Review: “The Darkness II”

By Anders Howmann

If I had to describe The Darkness 2 in one word, I would call it “monstrous.”

As players make their way through the short, but gripping campaign, they will become a six-limb extension of the devil himself. They will suck the light from New York’s crime-infested underground, paint walls and ceilings with gore and dismembered limbs, send swarms of bees at their foes and cut people in half with car doors.

The Darkness 2 makes Gears of War 3, a game in which you can chainsaw lizard men in half in a fantastic geyser of blood and flailing limbs, look as tame as a Saturday morning cartoon.

Violence and inevitable controversy aside, The Darkness 2 is an excellent, cinematic first-person-shooter experience that fills this sparse spring game release season. While I would not recommend shelling out $60 for this single-player driven game, it would be worth buying once the price drops in the used-game market.

The plot follows the story of Jackie Estacado, a New York crime boss who has been cursed with the powers of the Darkness, a force that allows him to sprout snake-like arms from his shoulder blades and regenerate health in the dark. If Jackie is caught in the light, the Darkness that possesses him is rendered useless. However, this power comes at a price — it has an agenda of its own, and if it isn’t controlled it will destroy the life of its host. Jackie has kept the Darkness contained for two years after the events of the first game, but when he is assaulted by a rival gang, he is forced to unleash the Darkness in order to survive.

As the story escalates, it strikes the same emotional chords as the original. The love and grief Jackie feels for his dead girlfriend, Jenny, and his bleak internal struggle with the conniving Darkness are constant and powerful themes throughout the narrative. Thankfully, the game leaves behind many underwhelming plot elements of the original, such as levels in the “Otherworld,” a dimension of hell where World War I never ended and players are forced to fight through waves of Germans. (Do all games really have to include an iteration of a Nazi or a zombie? I digress…)
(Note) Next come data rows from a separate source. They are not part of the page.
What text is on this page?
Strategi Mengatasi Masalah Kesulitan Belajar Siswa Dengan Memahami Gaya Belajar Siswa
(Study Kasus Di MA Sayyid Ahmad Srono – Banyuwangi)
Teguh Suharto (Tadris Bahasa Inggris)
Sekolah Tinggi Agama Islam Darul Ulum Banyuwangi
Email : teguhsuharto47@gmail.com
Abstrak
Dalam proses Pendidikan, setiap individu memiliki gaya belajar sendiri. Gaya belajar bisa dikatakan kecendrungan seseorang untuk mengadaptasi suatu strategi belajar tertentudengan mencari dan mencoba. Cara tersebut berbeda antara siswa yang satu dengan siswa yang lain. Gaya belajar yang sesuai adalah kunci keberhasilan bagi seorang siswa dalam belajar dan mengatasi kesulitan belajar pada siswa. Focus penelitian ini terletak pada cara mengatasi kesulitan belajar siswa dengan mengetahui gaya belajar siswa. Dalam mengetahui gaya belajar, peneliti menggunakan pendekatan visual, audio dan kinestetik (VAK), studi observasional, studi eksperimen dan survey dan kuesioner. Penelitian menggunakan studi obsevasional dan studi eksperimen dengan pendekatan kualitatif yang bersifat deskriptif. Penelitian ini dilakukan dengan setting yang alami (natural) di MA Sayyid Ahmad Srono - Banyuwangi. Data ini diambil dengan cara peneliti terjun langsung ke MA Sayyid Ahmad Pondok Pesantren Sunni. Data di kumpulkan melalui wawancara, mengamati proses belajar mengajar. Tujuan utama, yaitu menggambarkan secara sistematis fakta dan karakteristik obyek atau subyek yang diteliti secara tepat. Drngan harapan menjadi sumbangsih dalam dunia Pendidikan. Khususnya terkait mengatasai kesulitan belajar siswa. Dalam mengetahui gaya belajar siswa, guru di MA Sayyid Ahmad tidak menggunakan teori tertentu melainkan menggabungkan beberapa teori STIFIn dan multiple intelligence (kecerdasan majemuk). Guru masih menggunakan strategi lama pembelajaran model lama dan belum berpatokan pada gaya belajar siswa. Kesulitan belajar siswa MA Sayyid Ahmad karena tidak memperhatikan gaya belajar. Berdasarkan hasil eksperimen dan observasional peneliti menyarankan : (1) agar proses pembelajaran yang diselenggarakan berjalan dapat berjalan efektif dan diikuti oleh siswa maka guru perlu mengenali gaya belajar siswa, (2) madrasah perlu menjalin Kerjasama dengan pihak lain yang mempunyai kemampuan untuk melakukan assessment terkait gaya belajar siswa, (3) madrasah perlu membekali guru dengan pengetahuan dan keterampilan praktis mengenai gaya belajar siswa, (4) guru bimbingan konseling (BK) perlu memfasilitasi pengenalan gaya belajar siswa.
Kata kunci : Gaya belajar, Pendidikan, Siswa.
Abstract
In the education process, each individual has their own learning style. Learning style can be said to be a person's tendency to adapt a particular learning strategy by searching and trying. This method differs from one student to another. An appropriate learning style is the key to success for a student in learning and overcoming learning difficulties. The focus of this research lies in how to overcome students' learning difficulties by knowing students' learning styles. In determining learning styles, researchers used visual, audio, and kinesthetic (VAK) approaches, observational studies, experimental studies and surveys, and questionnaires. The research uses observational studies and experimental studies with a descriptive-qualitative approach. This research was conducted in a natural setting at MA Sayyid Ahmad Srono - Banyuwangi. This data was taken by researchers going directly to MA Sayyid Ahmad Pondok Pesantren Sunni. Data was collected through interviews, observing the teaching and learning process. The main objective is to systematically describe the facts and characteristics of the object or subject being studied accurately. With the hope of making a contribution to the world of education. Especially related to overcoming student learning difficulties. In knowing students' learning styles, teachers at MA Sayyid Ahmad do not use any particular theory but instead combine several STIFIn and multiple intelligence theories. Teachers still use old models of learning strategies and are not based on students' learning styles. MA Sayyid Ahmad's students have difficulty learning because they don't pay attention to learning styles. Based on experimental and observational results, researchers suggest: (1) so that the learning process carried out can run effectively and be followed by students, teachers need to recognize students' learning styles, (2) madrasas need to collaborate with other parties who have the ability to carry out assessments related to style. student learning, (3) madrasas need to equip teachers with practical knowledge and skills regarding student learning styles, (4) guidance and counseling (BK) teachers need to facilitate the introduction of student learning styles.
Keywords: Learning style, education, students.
To be honest, I didn’t expect much from The Darkness 2. While its predecessor was entertaining, it was riddled with issues such as horrible enemy AI and repetitive game-play mechanics, such as forcing the player to shoot out hundreds of lights to maintain the power of the Darkness.

The Darkness 2 is one of the most satisfying shooters I’ve ever played. I truly felt like an unrelenting, murderous force of carnage as I played through the six-hour campaign. Enemies become progressively more difficult to defeat, using giant flashlights and even powers of the Darkness against you.

The game’s cell-shaded, comic book style fits much better with the narrative and looks beautiful to boot. While its title may not suggest it, this game basks in gorgeous lighting effects. The environments have been rendered with care, creating an experience that immerses the player entirely.

The animations and weapon models are some of the best I have ever seen in a first-person-shooter. It is a morbid joy to watch Jackie cut enemies down with the powers of the Darkness while simultaneously dual-wielding submachine guns.

The game is top-shelf quality, but it simply does not provide enough value to warrant a $60 purchase — herein lies the tragedy of The Darkness 2. Granted, it includes a four-player cooperative mode that is fun and addictive, but unless you have friends that have bought the game, it might be more of a novelty than a full, multiplayer experience.

The Darkness 2 provides exactly what its developer intended. It consumes the player in the dark, bloody world of Jackie Estacado. The plot is developed perfectly and the cinematic quality and style of this game truly sets it apart from the run-of-the-mill war shooter that many publishing companies are using as a crutch. The game is innovative and it has character. These qualities are rare in the current FPS landscape of Call of Duty clones.

So if you have morbid fantasies of ripping mobsters apart with giant arms that come out of your back while simultaneously filling them with bullets, car doors and even the rare ventilation blade, take the plunge and buy The Darkness 2. If this doesn’t appeal to an immediate, prurient interest, wait for the inevitable price drop that will occur within three months.